The chassis was specifically designed for the Z1 so the car's doors dropped into the side sills and the whole body of the car could be removed from the chassis in 40 minutes on the clock due to extensive usage of various plastic components. Furthermore, the Z1 had removable side panels and that way, the users could buy an additional set of body panels in a different color thus changing the car's color to their own liking any time they wanted.

The first Z1 was unveiled in 1986 to the press and was presented at Frankfurt International Motor Show in 1987 and initial demands were huge, BMW receiving 5,000 orders before the production even began.

However, most of the car were produced in the first year and by the time BMW entered the second year of production demand dropped significantly and in 1991 BMW decided to pull the plug on the Z1.

The Z1 had only one available engine, a 2.5-liter 6-cylinder inline petrol unit, developing 168 HP and 218Nm of torque. The transmission was made out of a 5-speed manual gearbox that sent the power to the rear axle only. It was quite light for it's time due to extensive use of plastic for body components, adding up to 1,290 kg.

The interior had instruments styled like motorcycle gauges and the tachometer was the only one that had a red needle, all other gauges having white ones.

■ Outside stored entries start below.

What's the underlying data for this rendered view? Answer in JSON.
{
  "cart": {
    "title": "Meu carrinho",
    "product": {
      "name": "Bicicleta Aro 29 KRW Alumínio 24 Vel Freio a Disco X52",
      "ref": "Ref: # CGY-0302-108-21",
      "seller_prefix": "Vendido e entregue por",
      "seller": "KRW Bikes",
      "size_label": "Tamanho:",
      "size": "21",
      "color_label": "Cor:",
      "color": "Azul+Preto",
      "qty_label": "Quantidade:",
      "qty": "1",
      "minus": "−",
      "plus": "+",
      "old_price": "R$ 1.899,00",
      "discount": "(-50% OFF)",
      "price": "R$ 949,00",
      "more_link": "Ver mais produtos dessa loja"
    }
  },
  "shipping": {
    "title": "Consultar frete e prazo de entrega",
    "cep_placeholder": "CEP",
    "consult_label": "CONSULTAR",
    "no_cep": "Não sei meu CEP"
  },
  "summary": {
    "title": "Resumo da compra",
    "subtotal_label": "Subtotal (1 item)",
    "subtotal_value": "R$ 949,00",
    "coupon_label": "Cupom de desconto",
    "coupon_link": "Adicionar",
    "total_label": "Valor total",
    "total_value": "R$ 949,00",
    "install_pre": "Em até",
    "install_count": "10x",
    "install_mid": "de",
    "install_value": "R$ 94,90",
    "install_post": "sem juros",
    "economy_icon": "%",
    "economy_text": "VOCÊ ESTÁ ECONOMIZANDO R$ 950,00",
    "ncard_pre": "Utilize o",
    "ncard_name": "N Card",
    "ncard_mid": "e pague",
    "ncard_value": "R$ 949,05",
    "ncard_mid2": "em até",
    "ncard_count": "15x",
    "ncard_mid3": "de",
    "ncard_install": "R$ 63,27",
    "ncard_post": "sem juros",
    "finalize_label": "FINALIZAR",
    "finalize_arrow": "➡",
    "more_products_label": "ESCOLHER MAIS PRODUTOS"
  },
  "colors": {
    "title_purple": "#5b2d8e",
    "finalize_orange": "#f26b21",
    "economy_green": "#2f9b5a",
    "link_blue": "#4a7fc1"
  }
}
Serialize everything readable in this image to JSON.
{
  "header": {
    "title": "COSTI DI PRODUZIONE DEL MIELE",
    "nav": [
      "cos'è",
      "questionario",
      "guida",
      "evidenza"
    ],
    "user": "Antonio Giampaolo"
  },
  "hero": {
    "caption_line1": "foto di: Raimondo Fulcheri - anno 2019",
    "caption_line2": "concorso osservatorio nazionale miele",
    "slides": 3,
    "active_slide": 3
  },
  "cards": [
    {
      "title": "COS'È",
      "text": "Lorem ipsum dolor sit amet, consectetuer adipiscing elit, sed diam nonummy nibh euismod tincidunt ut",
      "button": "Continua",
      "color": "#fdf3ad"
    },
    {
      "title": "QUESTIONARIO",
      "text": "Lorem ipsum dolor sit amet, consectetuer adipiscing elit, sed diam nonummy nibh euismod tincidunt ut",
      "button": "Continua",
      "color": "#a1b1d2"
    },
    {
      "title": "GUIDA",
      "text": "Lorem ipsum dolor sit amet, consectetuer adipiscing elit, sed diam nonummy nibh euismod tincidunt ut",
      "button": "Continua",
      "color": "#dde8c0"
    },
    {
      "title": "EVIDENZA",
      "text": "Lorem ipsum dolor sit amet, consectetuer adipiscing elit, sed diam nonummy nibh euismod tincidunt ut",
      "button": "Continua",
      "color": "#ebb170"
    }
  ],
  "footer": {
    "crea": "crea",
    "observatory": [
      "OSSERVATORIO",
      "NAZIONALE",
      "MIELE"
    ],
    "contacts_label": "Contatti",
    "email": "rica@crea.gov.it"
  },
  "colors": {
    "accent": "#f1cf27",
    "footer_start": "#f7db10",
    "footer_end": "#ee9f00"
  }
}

The price for this car was between €42,000 and €45,000. German BMW in-house tuners Hamann, AC Schnitzer and Alpina made several attempts at the Z1. The Alpina version was called RLE (Roadster Limited Edition) and had a 2.7-liter engine delivering 200 HP. Hamann had two options for the Z1: a 2.7-liter engine developing 220 HP or a turbocharged 2.5-liter engine with an output of 245 HP. AC Schnitzer got 200 HP out of the 2.7-liter engine and, as well as all the other tuners, offered complete exterior and interior kits.